One of my favourite things about being a book editor was working on books I would never otherwise have picked out of a line-up, and finding that I often loved them. Until we pick up a book it is an uncharted landscape, full of promise, inviting us to venture in. And our choices, our reactions, our judgements, might depend on a whole host of things from our fundamental beliefs to how tired we are that day. But it’s so sad when the freedom of reading appears to be subverted by an unnecessary battle for supremacy.
In my house there are numerous shelves full of books that I can’t imagine parting with. Bridget Jones sits close to Jane Eyre. Beloved and The Stone Diaries lean on a recent Philippa Gregory and my favourite Jenny Colgan. Nicci French is sandwiched by TS Eliot and Virginia Woolf. And this is exactly how I like it. Because when I find a book that reaches out and connects with some kind of truth, or need, or excitement, or intrigue within me, I’m not worried about its literary or commercial pedigree. I’m just happy to have found another friend for life.

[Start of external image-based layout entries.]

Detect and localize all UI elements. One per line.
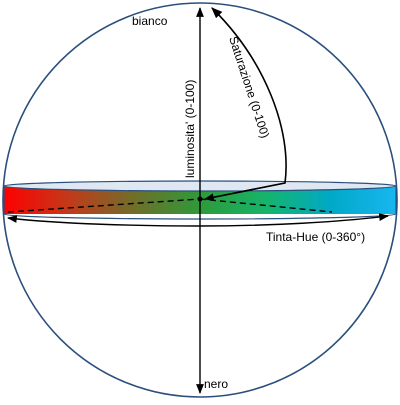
hue-arc-arrow [7, 213, 389, 227]
label-white: bianco [132, 14, 168, 28]
saturation-radius-arrow [204, 182, 286, 202]
label-lightness-axis: luminosita' (0-100) [183, 80, 197, 178]
hue-radius-left [7, 198, 201, 213]
sphere-outline [2, 2, 398, 398]
label-saturation: Saturazione (0-100) [226, 35, 272, 140]
center-point [197, 196, 203, 202]
hue-radius-right [199, 198, 333, 213]
label-black: nero [204, 377, 228, 391]
saturation-arc-arrow [204, 7, 287, 200]
label-hue: Tinta-Hue (0-360°) [266, 230, 365, 244]
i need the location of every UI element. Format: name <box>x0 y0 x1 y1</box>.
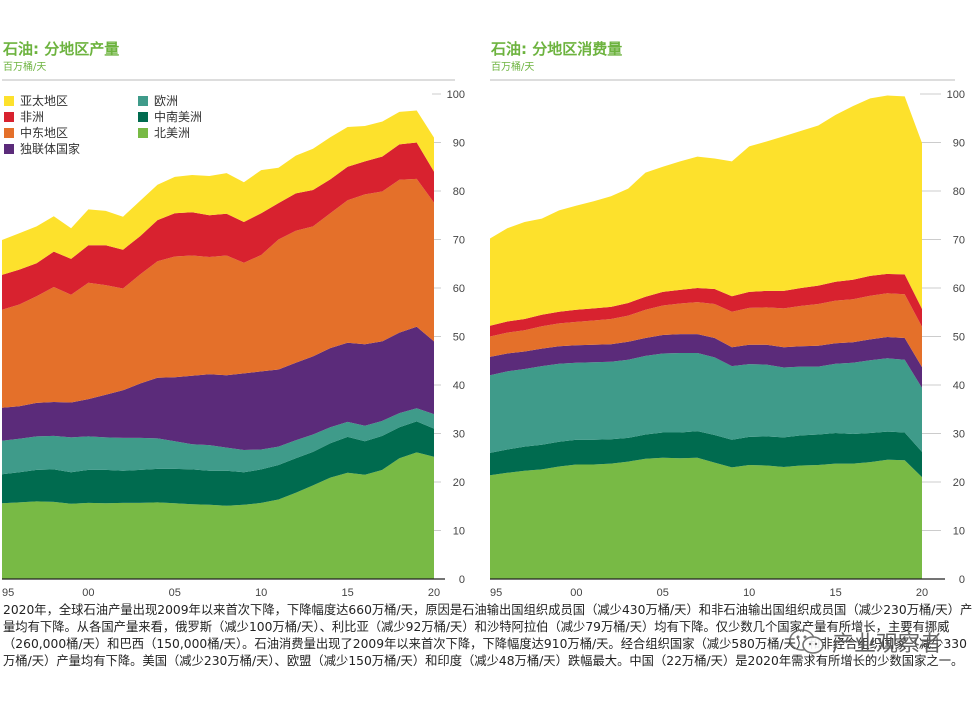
x-tick-label: 95 <box>490 587 502 599</box>
area-north-america <box>2 452 434 579</box>
area-cis <box>2 326 434 450</box>
legend-swatch-cis <box>4 143 14 154</box>
y-tick-label: 40 <box>453 380 465 392</box>
legend-label: 欧洲 <box>154 94 179 108</box>
y-tick-label: 40 <box>953 380 965 392</box>
area-north-america <box>490 457 922 579</box>
y-tick-label: 0 <box>959 574 965 586</box>
y-tick-label: 80 <box>953 186 965 198</box>
y-tick-label: 60 <box>453 283 465 295</box>
x-tick-label: 15 <box>829 587 841 599</box>
legend-swatch-africa <box>4 111 14 122</box>
area-sc-america <box>490 431 922 478</box>
y-tick-label: 100 <box>447 89 465 101</box>
y-tick-label: 50 <box>453 332 465 344</box>
production-chart: 0 10 20 30 40 50 60 70 80 90 100 95 00 05 10 15 20 <box>2 79 465 599</box>
area-europe <box>490 353 922 453</box>
area-middle-east <box>2 178 434 408</box>
legend-item-europe: 欧洲 <box>138 92 178 109</box>
x-tick-label: 95 <box>2 587 14 599</box>
y-tick-label: 90 <box>953 138 965 150</box>
consumption-chart: 0 10 20 30 40 50 60 70 80 90 100 95 00 05 10 15 20 <box>490 79 965 599</box>
x-tick-label: 15 <box>341 587 353 599</box>
production-chart-unit: 百万桶/天 <box>3 62 47 73</box>
area-europe <box>2 408 434 475</box>
production-chart-title: 石油: 分地区产量 <box>3 40 120 58</box>
watermark: 产业观察者 <box>788 626 942 658</box>
consumption-chart-unit: 百万桶/天 <box>491 62 535 73</box>
y-tick-label: 70 <box>453 235 465 247</box>
legend-item-middle-east: 中东地区 <box>4 124 68 141</box>
legend-swatch-north-america <box>138 127 148 138</box>
legend-label: 中南美洲 <box>154 110 203 124</box>
x-tick-label: 00 <box>82 587 94 599</box>
y-tick-label: 80 <box>453 186 465 198</box>
legend-item-asia-pacific: 亚太地区 <box>4 92 68 109</box>
legend-item-cis: 独联体国家 <box>4 140 80 157</box>
x-tick-label: 00 <box>570 587 582 599</box>
y-tick-label: 10 <box>453 526 465 538</box>
y-tick-label: 70 <box>953 235 965 247</box>
legend-label: 非洲 <box>20 110 45 124</box>
watermark-text: 产业观察者 <box>832 632 943 657</box>
x-tick-label: 10 <box>743 587 755 599</box>
y-tick-label: 90 <box>453 138 465 150</box>
consumption-chart-title: 石油: 分地区消费量 <box>491 40 623 58</box>
y-tick-label: 30 <box>453 429 465 441</box>
y-tick-label: 20 <box>953 477 965 489</box>
legend-label: 中东地区 <box>20 126 69 140</box>
y-tick-label: 100 <box>947 89 965 101</box>
caption-text: 2020年，全球石油产量出现2009年以来首次下降，下降幅度达660万桶/天，原… <box>3 603 973 668</box>
legend-item-north-america: 北美洲 <box>138 124 190 141</box>
x-tick-label: 05 <box>657 587 669 599</box>
y-tick-label: 10 <box>953 526 965 538</box>
area-asia-pacific <box>2 110 434 275</box>
legend-swatch-europe <box>138 95 148 106</box>
legend-label: 独联体国家 <box>20 142 81 156</box>
y-tick-label: 60 <box>953 283 965 295</box>
y-tick-label: 30 <box>953 429 965 441</box>
y-tick-label: 50 <box>953 332 965 344</box>
area-cis <box>490 334 922 388</box>
x-tick-label: 05 <box>169 587 181 599</box>
charts-svg: 0 10 20 30 40 50 60 70 80 90 100 95 00 05 10 15 20 0 10 20 3… <box>2 79 965 599</box>
legend-label: 亚太地区 <box>20 94 69 108</box>
legend-swatch-asia-pacific <box>4 95 14 106</box>
legend-swatch-middle-east <box>4 127 14 138</box>
x-tick-label: 10 <box>255 587 267 599</box>
y-tick-label: 0 <box>459 574 465 586</box>
area-sc-america <box>2 421 434 506</box>
x-tick-label: 20 <box>916 587 928 599</box>
legend-label: 北美洲 <box>154 126 191 140</box>
y-tick-label: 20 <box>453 477 465 489</box>
area-asia-pacific <box>490 95 922 326</box>
legend-item-sc-america: 中南美洲 <box>138 108 202 125</box>
wechat-icon <box>789 629 824 654</box>
x-tick-label: 20 <box>428 587 440 599</box>
area-africa <box>2 142 434 310</box>
legend-item-africa: 非洲 <box>4 108 44 125</box>
legend-swatch-sc-america <box>138 111 148 122</box>
area-africa <box>490 273 922 337</box>
area-middle-east <box>490 293 922 368</box>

What do you think? Do you avoid reading anything classed as literary fiction for fear of being bored by stylish sentences disguising the absence of a plot? Or do you avoid anything that’s too popular in case that means it requires you to remove part of your brain prior to reading? Do books sometimes subvert your expectations? And most importantly, do you think my book cover looks like a Mills & Boon!